Hope fades for remote quake victims: UN

"Some areas have not yet even been reached or assessed," Gerhard Putman-Cramer, head of the UN's Disaster Assessment and Coordination (UNDAC) team told AFP in Islamabad.
Putman-Cramer and six other UNDAC members arrived Sunday in the Pakistani capital to spearhead the UN's relief efforts in the wake of Saturday's devastating earthquake, which has killed almost 20,000 people in Pakistan.
"The urgent need is now for helicopters," said Putman-Cramer. "Road transport is a real headache for everybody."
He said trucks and heavy equipment needed in relief and rescue operations had been flown into Islamabad from countries such as Turkey and France.
But because roads have been blocked by landslides, the equipment could not be shifted to areas in need, he said.
"It's not only rescue work that is being affected, we have to start relief efforts as well. There's a huge need for field hospitals, water, sanitation and for food."
More than 2.5 million people have been left homeless by the devastating 7.6-magnitude earthquake that shook Pakistan and India, a United Nations official said Sunday.
According to the UN team at the site, "at least 2.5 million people are in need of shelter," said Elisabeth Byrs, spokeswomen for the UN Office for the Coordination of Humanitarian Relief.
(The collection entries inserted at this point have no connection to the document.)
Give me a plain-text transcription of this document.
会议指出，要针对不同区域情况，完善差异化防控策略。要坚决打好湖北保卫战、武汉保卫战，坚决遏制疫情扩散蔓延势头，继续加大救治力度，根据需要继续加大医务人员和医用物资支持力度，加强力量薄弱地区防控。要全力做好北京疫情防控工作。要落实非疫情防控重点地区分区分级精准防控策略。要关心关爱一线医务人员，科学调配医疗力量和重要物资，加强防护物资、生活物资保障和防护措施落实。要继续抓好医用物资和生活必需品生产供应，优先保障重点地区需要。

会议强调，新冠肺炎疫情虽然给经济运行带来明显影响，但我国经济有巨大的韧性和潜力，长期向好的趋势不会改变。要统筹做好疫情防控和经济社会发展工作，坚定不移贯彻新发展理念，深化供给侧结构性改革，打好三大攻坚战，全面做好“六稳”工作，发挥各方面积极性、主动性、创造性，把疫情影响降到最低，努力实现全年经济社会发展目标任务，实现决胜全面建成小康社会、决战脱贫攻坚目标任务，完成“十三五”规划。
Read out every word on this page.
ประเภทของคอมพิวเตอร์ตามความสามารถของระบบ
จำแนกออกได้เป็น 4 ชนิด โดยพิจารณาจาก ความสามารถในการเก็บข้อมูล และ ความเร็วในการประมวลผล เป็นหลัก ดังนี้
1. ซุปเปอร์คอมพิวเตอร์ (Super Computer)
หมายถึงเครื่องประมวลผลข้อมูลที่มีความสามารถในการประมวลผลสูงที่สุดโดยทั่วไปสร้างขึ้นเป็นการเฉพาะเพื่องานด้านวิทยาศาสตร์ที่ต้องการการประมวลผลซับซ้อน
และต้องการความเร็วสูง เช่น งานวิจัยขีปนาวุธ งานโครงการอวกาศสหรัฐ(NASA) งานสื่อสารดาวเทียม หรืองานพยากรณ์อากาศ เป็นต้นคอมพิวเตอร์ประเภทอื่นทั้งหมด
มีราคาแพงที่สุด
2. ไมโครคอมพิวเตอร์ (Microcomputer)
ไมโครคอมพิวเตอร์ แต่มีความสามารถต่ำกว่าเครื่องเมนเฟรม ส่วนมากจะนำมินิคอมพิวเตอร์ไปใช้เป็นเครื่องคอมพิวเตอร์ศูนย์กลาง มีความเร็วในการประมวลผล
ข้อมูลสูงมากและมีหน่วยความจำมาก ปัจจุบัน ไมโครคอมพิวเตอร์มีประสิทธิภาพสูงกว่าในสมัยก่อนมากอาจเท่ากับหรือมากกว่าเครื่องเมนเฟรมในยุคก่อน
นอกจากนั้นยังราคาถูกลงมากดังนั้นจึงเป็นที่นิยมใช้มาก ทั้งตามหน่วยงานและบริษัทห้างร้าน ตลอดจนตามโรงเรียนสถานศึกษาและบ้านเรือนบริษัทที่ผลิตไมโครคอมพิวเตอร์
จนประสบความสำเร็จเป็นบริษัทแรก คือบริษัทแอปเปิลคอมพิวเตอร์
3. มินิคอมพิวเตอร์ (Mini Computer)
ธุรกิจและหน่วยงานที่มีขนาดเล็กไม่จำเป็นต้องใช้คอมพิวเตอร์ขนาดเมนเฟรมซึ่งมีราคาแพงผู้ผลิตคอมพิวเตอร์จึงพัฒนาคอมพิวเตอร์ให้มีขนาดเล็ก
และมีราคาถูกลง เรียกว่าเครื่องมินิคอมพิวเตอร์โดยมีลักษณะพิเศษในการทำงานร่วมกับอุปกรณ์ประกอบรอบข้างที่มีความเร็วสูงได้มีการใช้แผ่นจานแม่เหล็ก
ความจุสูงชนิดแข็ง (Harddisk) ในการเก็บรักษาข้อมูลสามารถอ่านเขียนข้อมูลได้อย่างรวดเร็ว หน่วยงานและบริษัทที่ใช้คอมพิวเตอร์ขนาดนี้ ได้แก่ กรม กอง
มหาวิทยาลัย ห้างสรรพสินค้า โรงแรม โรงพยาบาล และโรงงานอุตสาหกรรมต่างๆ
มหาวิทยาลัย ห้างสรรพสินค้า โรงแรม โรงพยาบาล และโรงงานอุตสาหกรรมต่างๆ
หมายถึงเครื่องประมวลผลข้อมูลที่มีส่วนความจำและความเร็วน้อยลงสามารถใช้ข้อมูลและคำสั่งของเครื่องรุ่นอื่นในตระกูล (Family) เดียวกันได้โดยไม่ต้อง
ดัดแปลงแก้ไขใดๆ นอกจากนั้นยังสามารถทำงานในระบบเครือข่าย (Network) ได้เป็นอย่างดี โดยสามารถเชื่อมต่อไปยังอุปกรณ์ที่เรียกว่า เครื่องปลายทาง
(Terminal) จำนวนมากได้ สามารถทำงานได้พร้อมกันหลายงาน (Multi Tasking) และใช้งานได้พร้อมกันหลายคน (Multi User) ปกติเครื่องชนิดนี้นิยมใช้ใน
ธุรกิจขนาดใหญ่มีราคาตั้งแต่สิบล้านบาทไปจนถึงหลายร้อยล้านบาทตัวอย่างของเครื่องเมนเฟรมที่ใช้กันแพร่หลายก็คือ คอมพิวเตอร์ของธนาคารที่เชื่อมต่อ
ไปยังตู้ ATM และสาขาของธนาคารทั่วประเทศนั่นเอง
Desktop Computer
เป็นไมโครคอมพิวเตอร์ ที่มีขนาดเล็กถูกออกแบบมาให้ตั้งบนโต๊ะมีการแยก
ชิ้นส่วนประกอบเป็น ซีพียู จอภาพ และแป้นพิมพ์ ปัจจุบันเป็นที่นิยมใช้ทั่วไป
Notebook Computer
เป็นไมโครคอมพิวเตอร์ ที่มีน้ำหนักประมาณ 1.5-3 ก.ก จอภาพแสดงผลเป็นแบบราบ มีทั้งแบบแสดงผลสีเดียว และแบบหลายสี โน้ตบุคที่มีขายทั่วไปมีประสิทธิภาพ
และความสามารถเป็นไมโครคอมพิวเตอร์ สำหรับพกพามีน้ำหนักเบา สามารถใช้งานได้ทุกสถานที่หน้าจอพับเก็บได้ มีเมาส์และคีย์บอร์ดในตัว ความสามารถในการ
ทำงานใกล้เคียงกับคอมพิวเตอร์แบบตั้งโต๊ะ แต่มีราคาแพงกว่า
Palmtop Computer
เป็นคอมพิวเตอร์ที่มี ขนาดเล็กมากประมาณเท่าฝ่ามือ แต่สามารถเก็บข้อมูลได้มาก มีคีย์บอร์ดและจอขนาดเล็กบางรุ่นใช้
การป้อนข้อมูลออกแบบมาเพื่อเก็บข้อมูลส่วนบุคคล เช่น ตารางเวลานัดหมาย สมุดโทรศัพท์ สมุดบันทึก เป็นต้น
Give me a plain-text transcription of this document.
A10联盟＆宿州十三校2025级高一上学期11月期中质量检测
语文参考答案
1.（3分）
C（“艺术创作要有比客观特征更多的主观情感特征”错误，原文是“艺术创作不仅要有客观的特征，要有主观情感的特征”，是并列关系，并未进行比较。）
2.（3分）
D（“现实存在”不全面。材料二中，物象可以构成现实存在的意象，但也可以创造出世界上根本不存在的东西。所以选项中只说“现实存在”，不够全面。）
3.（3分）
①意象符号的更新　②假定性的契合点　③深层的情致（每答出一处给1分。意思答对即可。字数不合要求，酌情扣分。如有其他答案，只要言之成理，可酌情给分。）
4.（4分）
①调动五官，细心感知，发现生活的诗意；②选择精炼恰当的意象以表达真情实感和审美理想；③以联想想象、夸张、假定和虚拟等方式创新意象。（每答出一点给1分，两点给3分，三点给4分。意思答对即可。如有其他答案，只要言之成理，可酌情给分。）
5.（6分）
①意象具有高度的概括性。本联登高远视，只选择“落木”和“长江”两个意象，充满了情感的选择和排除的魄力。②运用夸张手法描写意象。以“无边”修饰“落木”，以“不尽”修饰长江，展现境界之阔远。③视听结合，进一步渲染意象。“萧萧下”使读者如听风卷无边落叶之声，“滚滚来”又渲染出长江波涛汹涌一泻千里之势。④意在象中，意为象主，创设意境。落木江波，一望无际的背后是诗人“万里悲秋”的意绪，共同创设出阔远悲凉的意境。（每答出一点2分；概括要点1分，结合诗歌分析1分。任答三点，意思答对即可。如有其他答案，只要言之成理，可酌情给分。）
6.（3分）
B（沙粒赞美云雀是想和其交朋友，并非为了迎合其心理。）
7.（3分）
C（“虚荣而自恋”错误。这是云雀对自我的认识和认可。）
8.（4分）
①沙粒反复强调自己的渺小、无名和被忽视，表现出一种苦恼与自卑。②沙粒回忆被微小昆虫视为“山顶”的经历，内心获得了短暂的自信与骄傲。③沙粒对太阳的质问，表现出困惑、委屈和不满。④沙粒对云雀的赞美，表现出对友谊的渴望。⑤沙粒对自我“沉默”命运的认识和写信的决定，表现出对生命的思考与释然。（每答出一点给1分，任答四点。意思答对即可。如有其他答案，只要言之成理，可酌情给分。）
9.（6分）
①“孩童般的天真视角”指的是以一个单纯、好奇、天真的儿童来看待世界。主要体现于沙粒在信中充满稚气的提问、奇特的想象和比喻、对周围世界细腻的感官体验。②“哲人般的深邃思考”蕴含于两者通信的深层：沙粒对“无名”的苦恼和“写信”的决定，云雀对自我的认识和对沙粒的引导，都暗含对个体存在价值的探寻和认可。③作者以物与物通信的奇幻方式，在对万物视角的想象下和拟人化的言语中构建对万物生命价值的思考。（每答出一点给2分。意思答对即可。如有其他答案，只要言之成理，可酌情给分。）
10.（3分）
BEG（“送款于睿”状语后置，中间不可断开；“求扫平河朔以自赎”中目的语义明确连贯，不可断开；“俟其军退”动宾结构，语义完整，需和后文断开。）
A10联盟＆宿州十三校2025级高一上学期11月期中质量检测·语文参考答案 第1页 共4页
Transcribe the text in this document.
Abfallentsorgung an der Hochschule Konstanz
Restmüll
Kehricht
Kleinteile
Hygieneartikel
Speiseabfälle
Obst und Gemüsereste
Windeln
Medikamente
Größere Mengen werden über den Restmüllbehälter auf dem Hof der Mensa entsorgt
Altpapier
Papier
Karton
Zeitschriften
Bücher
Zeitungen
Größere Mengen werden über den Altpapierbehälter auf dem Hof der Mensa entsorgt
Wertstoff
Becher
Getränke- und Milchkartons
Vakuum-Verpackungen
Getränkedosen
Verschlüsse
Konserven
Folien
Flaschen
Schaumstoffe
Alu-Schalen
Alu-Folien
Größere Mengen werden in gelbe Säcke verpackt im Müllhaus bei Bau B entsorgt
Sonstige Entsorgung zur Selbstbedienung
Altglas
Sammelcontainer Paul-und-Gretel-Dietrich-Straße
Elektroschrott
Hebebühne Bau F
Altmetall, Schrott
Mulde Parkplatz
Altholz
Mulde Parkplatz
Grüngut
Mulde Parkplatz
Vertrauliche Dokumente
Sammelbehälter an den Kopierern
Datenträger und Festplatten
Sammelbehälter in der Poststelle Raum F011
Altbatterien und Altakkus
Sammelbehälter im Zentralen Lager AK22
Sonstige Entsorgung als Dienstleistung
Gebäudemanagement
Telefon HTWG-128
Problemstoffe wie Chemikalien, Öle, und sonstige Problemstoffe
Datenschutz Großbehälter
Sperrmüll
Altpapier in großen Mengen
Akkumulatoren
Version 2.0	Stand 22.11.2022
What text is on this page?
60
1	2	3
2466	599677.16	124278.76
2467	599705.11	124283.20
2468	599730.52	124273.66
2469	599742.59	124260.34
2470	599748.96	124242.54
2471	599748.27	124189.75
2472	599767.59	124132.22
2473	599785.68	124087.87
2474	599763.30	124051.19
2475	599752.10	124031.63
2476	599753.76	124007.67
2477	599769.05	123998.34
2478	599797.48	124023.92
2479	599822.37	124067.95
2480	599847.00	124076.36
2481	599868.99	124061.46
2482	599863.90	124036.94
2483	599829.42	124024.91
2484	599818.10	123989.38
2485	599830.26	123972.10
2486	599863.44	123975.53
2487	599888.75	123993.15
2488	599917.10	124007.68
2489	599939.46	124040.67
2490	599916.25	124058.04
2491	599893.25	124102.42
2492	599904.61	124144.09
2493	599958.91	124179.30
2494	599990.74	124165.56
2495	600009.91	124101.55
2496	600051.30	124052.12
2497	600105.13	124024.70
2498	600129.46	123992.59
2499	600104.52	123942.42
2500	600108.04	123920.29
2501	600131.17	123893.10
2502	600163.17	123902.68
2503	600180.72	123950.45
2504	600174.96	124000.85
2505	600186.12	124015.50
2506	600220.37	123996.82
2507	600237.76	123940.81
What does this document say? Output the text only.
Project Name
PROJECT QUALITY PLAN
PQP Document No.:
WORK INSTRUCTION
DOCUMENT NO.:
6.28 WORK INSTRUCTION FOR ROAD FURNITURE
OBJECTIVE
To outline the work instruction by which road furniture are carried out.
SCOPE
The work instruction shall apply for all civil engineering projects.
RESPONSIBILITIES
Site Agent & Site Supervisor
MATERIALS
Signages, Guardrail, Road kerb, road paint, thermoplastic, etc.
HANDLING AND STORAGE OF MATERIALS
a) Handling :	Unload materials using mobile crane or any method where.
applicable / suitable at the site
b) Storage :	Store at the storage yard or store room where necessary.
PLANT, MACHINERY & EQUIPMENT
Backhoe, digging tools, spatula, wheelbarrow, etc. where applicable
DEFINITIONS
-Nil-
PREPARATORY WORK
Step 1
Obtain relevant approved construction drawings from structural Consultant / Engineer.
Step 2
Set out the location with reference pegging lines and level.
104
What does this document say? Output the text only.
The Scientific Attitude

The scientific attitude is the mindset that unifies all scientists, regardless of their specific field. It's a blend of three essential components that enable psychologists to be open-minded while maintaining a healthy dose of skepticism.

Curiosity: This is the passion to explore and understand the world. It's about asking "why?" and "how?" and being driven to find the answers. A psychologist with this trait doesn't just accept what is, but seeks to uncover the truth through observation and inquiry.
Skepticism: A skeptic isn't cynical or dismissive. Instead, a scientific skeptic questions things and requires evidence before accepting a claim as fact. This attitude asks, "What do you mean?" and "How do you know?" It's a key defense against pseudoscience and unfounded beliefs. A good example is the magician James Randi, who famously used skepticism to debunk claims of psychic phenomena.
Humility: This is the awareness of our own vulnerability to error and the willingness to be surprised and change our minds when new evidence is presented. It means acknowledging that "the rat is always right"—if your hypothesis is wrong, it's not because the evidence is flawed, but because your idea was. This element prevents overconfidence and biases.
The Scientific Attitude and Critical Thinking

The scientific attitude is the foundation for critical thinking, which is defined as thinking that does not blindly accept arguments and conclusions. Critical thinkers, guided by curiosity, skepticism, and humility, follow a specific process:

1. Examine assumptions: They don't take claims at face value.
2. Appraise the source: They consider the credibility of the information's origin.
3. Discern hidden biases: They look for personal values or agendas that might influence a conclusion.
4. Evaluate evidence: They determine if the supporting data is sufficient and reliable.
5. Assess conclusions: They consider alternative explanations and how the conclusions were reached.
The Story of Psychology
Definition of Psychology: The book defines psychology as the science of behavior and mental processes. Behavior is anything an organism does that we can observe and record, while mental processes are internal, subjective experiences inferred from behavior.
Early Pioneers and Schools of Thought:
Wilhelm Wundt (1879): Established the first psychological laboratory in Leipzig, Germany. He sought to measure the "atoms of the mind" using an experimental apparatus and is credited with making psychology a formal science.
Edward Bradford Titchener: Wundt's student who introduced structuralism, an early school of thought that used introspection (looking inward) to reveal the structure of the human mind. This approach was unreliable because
Pakistan said nearly 20,000 people were killed in Saturday's 7.6-magnitude quake, with the worst hit areas in North West Frontier Province and the Pakistani controlled area of the divided Himalayan region of Kashmir.
Swiss national Alain Pasche, a member of Putman-Cramer's team who also helped coordinate relief efforts after the 2003 earthquake in Bam, Iran that killed some 26,000 people, said time was running out.
If trapped in concrete and steel buildings like those constructed in big cities, people had a chance of surviving for three to four days if they were mercifully caught in a "pocket," said Pasche.
The houses in Kashmir, however, are similar to those in Bam -- block buildings that are quickly reduced to rubble by a large quake.
"In these cases, if you're outside you're alive. If you're inside you're dead," he said.
In a statement issued in Islamabad, the United Nations said that as an immediate measure, UN agencies in Pakistan had begun transporting small amounts of relief items such as blankets, tents, medicine kits, food, water purification tablets and water containers.